Penale

Carceri, task force Cnf e Ordini per emergenza sovraffollamento

Individuate 15 linee guida per una azione capillare sul territorio

Il Consiglio Nazionale Forense rilancia l’azione dell’avvocatura nel sistema penitenziario, con l’obiettivo di trasformare chi ha violato la legge in una risorsa per la comunità. Ieri, nella sede del CNF, si è tenuto un iniziale incontro operativo, promosso dalla Commissione per le persone private della libertà personale, con i referenti Carceri degli Ordini degli Avvocati per dare vita a una Rete nazionale capace di affrontare in modo sistemico le criticità dell’esecuzione penale. Rafforzare la presenza dell’Avvocatura in tutte le fasi, dal procedimento davanti al Tribunale di Sorveglianza fino ai tavoli regionali per la sanità penitenziaria, è il traguardo indicato: un presidio giuridico e civile per garantire diritti, legalità e dignità anche oltre le mura del carcere.
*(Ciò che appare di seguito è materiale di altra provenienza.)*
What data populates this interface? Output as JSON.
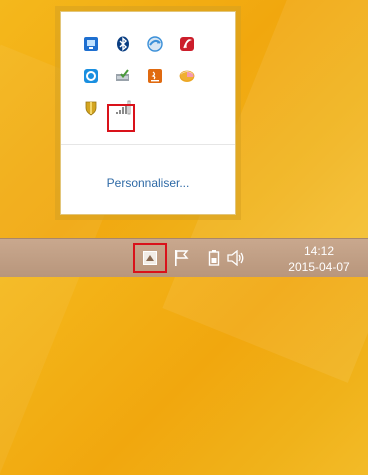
{
  "tray_popup": {
    "customize_label": "Personnaliser...",
    "icons": [
      {
        "name": "monitor-app-icon",
        "color": "#1e6fd0"
      },
      {
        "name": "bluetooth-icon",
        "color": "#0a3e82"
      },
      {
        "name": "sync-globe-icon",
        "color": "#3a8fd8"
      },
      {
        "name": "acrobat-updater-icon",
        "color": "#cc1e2b"
      },
      {
        "name": "cloud-sync-icon",
        "color": "#1a8fe0"
      },
      {
        "name": "safely-remove-hardware-icon",
        "color": "#4a9a3a"
      },
      {
        "name": "java-update-icon",
        "color": "#e06a10"
      },
      {
        "name": "disk-pie-icon",
        "color": "#f0b030"
      },
      {
        "name": "security-shield-icon",
        "color": "#d4a520"
      },
      {
        "name": "network-signal-icon",
        "color": "#8a8a8a"
      }
    ]
  },
  "taskbar": {
    "time": "14:12",
    "date": "2015-04-07"
  },
  "colors": {
    "highlight": "#d9121a",
    "wallpaper": "#f2b21a",
    "taskbar": "#bf9c82",
    "link": "#2f6aa6"
  }
}
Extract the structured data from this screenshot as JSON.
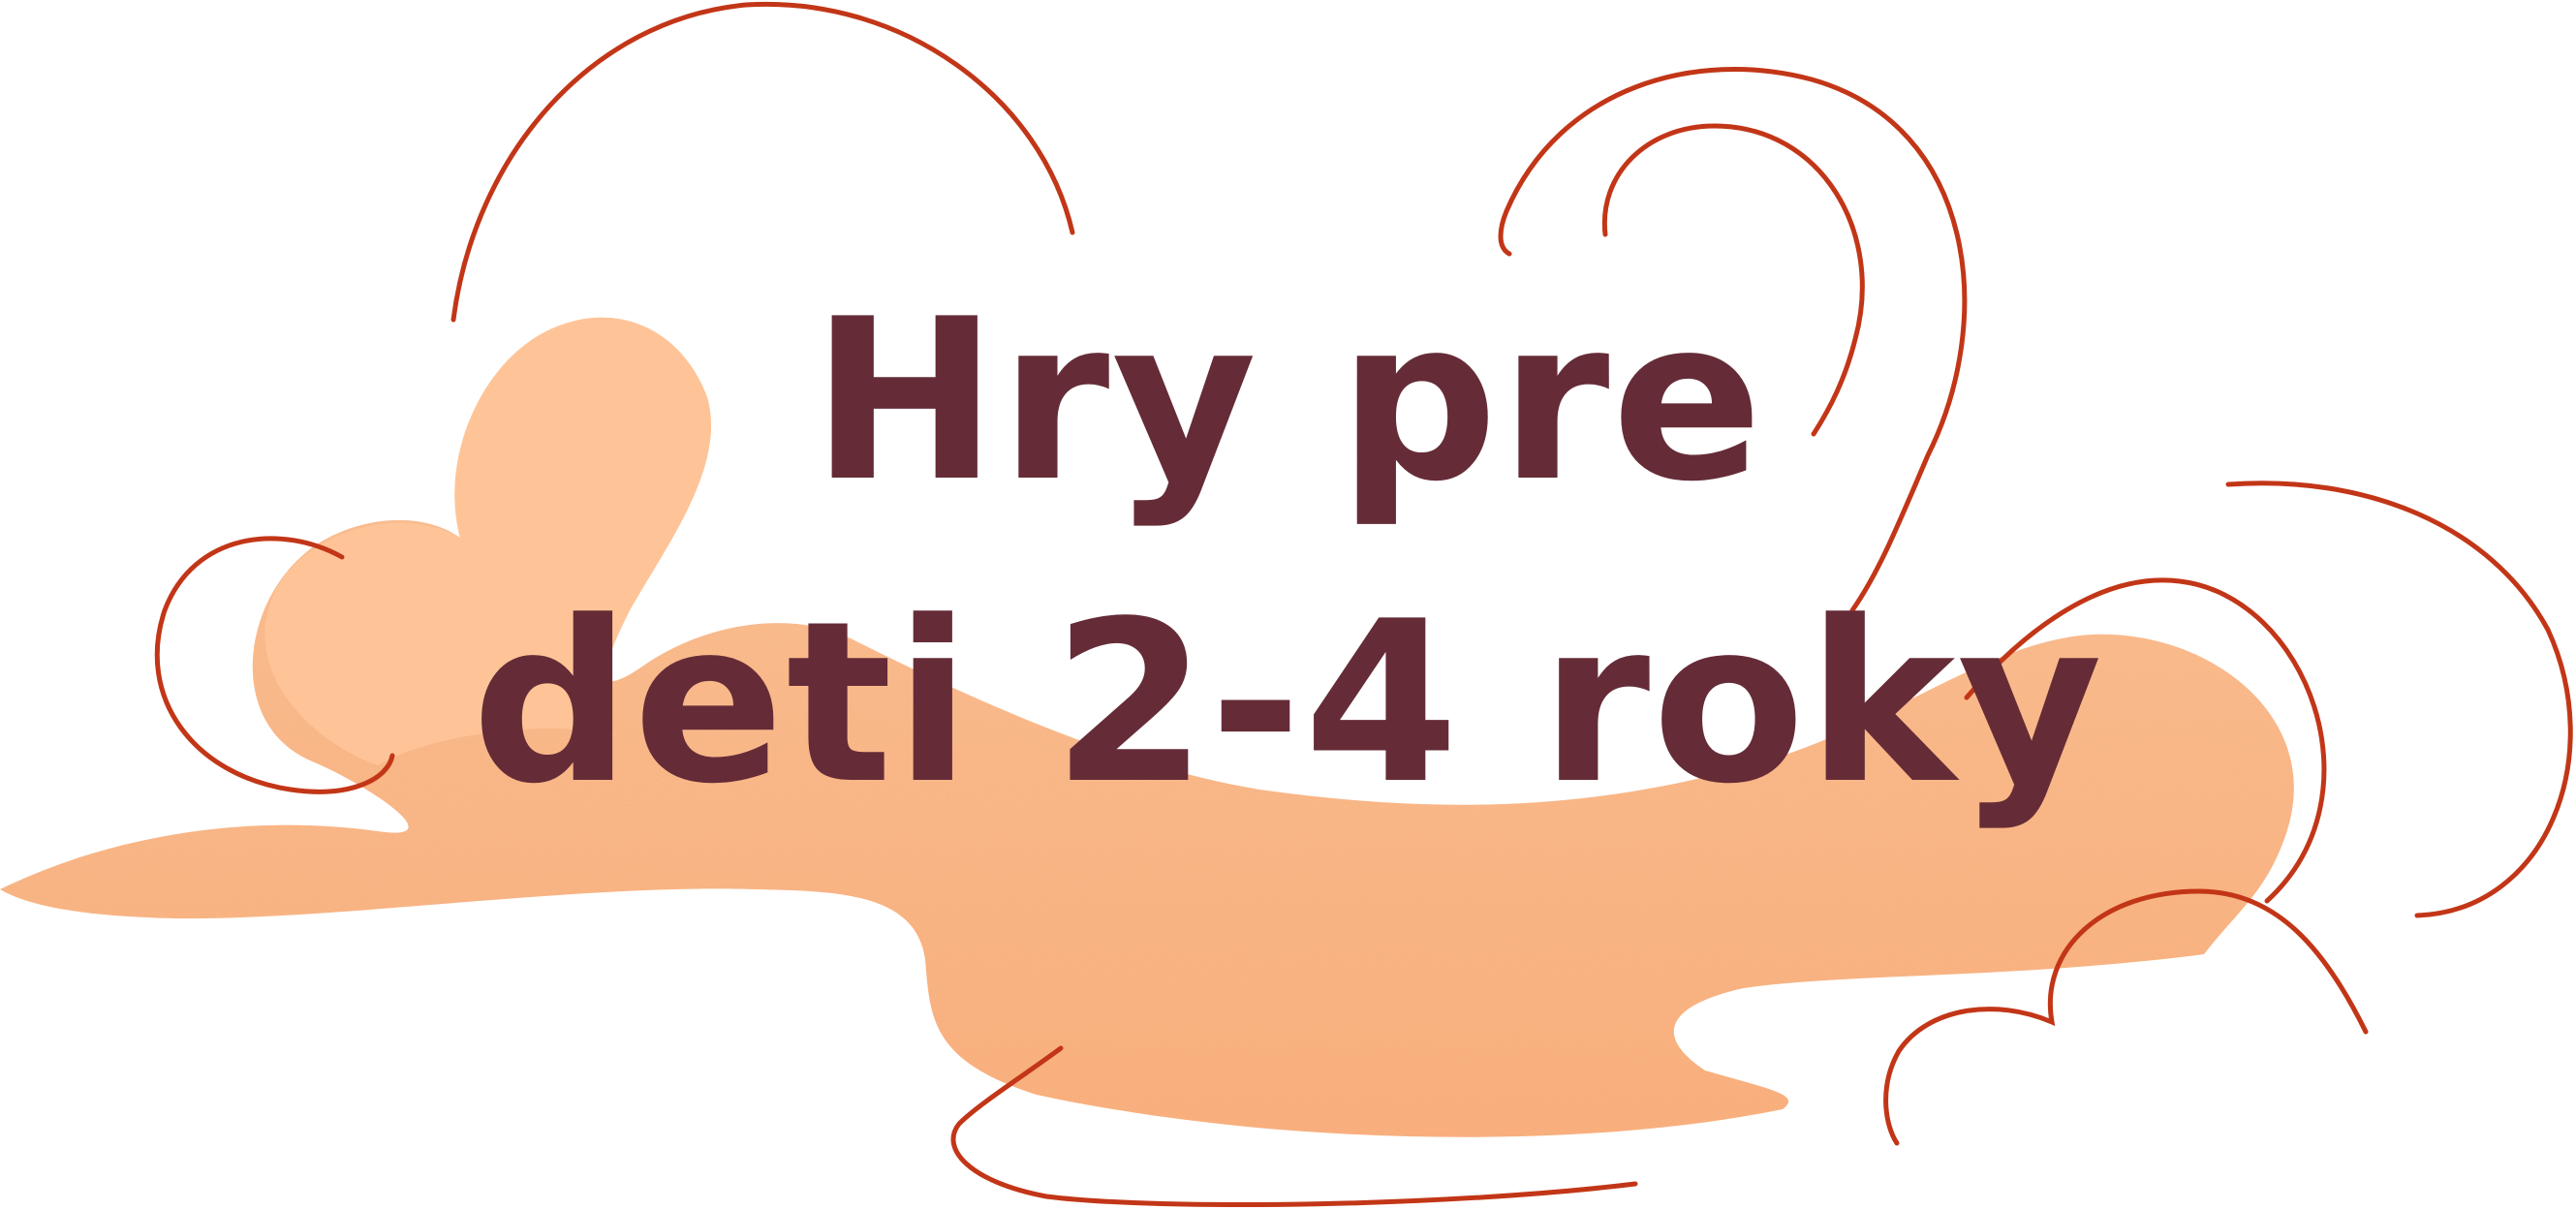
{
  "title": {
    "line1": "Hry pre",
    "line2": "deti 2-4 roky"
  },
  "colors": {
    "background": "#ffffff",
    "title_text": "#652c37",
    "blob_light": "#fec498",
    "blob_main": "#fdb27f",
    "curve_stroke": "#c23617"
  }
}
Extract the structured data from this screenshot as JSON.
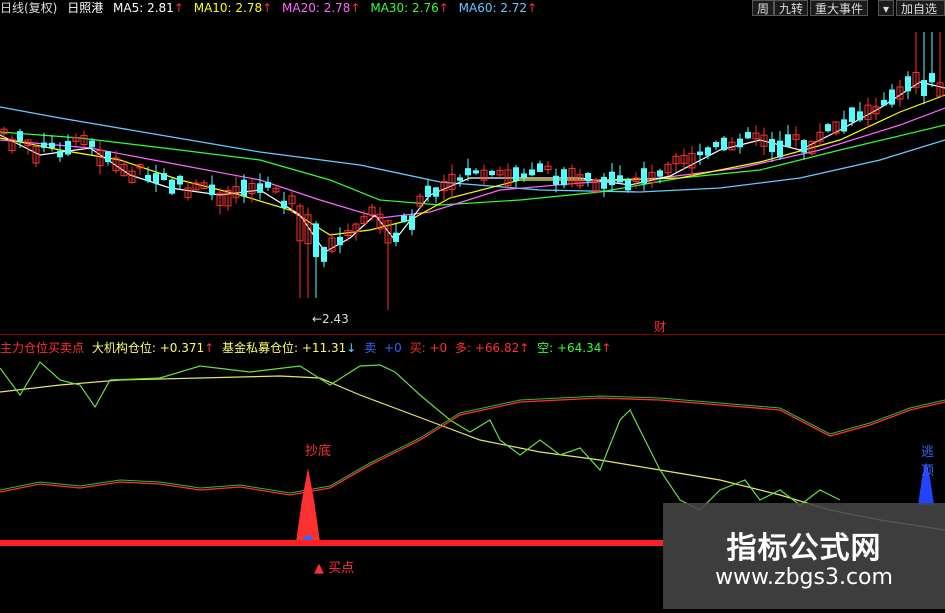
{
  "header": {
    "period_label": "日线(复权)",
    "stock_name": "日照港",
    "ma": [
      {
        "label": "MA5: 2.81",
        "color": "#ffffff"
      },
      {
        "label": "MA10: 2.78",
        "color": "#ffff00"
      },
      {
        "label": "MA20: 2.78",
        "color": "#ff66ff"
      },
      {
        "label": "MA30: 2.76",
        "color": "#33ff33"
      },
      {
        "label": "MA60: 2.72",
        "color": "#66ccff"
      }
    ],
    "up_arrow": "↑",
    "buttons": [
      "周",
      "九转",
      "重大事件",
      "▾",
      "加自选"
    ]
  },
  "price_panel": {
    "low_label": "←2.43",
    "marker": "财"
  },
  "indicator": {
    "name": "主力仓位买卖点",
    "items": [
      {
        "label": "大机构仓位: +0.371",
        "arrow": "↑",
        "color": "#ffff66",
        "arrow_color": "#ff3030"
      },
      {
        "label": "基金私募仓位: +11.31",
        "arrow": "↓",
        "color": "#ffff66",
        "arrow_color": "#66ccff"
      },
      {
        "label": "卖",
        "arrow": "",
        "color": "#3366ff",
        "arrow_color": ""
      },
      {
        "label": "+0",
        "arrow": "",
        "color": "#3366ff",
        "arrow_color": ""
      },
      {
        "label": "买: +0",
        "arrow": "",
        "color": "#ff3030",
        "arrow_color": ""
      },
      {
        "label": "多: +66.82",
        "arrow": "↑",
        "color": "#ff3030",
        "arrow_color": "#ff3030"
      },
      {
        "label": "空: +64.34",
        "arrow": "↑",
        "color": "#33ff33",
        "arrow_color": "#ff3030"
      }
    ],
    "annotations": {
      "chaodi": "抄底",
      "buy_point": "▲ 买点",
      "escape": "逃顶"
    }
  },
  "watermark": {
    "line1": "指标公式网",
    "line2": "www.zbgs3.com"
  },
  "colors": {
    "up": "#ff3030",
    "down": "#54ffff",
    "background": "#000000"
  },
  "chart_data": {
    "type": "candlestick",
    "series": [
      {
        "name": "MA5",
        "color": "#ffffff"
      },
      {
        "name": "MA10",
        "color": "#ffff00"
      },
      {
        "name": "MA20",
        "color": "#ff66ff"
      },
      {
        "name": "MA30",
        "color": "#33ff33"
      },
      {
        "name": "MA60",
        "color": "#66ccff"
      }
    ],
    "price_range": [
      2.4,
      3.55
    ],
    "lowest_marked": 2.43,
    "indicator_range": [
      0,
      100
    ]
  }
}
“L’avvocatura istituzionale - ha esordito il presidente del Cnf, Francesco Greco - deve dare risposte concrete per contribuire a risolvere un’emergenza insostenibile: dal sovraffollamento con oltre 10 mila detenuti in più rispetto alla capienza massima delle carceri italiane e un trend costante di suicidi inammissibile, già 37 dall’inizio dell’anno. Tutti gli avvocati devono essere in prima linea per garantire tutela della salute, socialità, trattamento ed affettività in carcere. Umanizzare la pena, difendere le garanzie, ricostruire il senso della giustizia: è questa la strada obbligata per uno Stato di diritto”.

Al centro del confronto, le 15 linee guida individuate che saranno presto diffuse a tutti gli Ordini forensi per armonizzare l’azione degli avvocati nei territori. Tra le priorità: monitoraggio costante delle condizioni detentive e sanitarie, protocolli per la prevenzione dei suicidi, uniformità nei colloqui difensore-detenuto, diritto all’affettività, inclusione sociale, e rafforzamento delle misure alternative.

“Lo Stato non può chiedere legalità se è il primo a violarla, come avviene oggi nelle carceri sovraffollate e inadeguate”, ha denunciato Francesca Palma, coordinatrice della Commissione CNF per le persone private della libertà personale, spiegando che “le pene, per Costituzione, non possono consistere in trattamenti contrari al senso di umanità e devono tendere alla rieducazione del condannato”.

Nel frattempo sono già 100 gli Ordini che hanno nominato referenti per le carceri e 24 quelli dotati di una commissione dedicata. Il Cnf punta ora ad estendere questo modello, con commissioni autonome ma coordinate, capaci di rispondere alle specificità locali adottando le linee guida nazionali.

Un’attenzione particolare è stata riservata al ruolo dell’avvocatura nei tavoli regionali per la sanità penitenziaria – come già accade in Veneto e Umbria – e alla necessità di istituire Osservatori distrettuali presso i Tribunali di Sorveglianza, per velocizzare l’esame delle istanze e rafforzare il diritto di difesa. Tra le proposte operative: convenzioni con imprese per l’inserimento lavorativo, sportelli per i diritti (dall’anagrafe all’INPS), percorsi di reinserimento anche attraverso borse-lavoro. Strumenti concreti per restituire dignità e opportunità a chi ha già pagato con la privazione della libertà.

Presente ai lavori anche Leonardo Arnau, componente della Commissione CNF, che ha tracciato un bilancio: “L’80% dei detenuti proviene da situazioni di grave marginalità: servirebbero politiche sociali, non solo penali. Ma c’è anche un dato che dà speranza: il 98,92% di chi ha avuto accesso a misure alternative ha rispettato le regole”.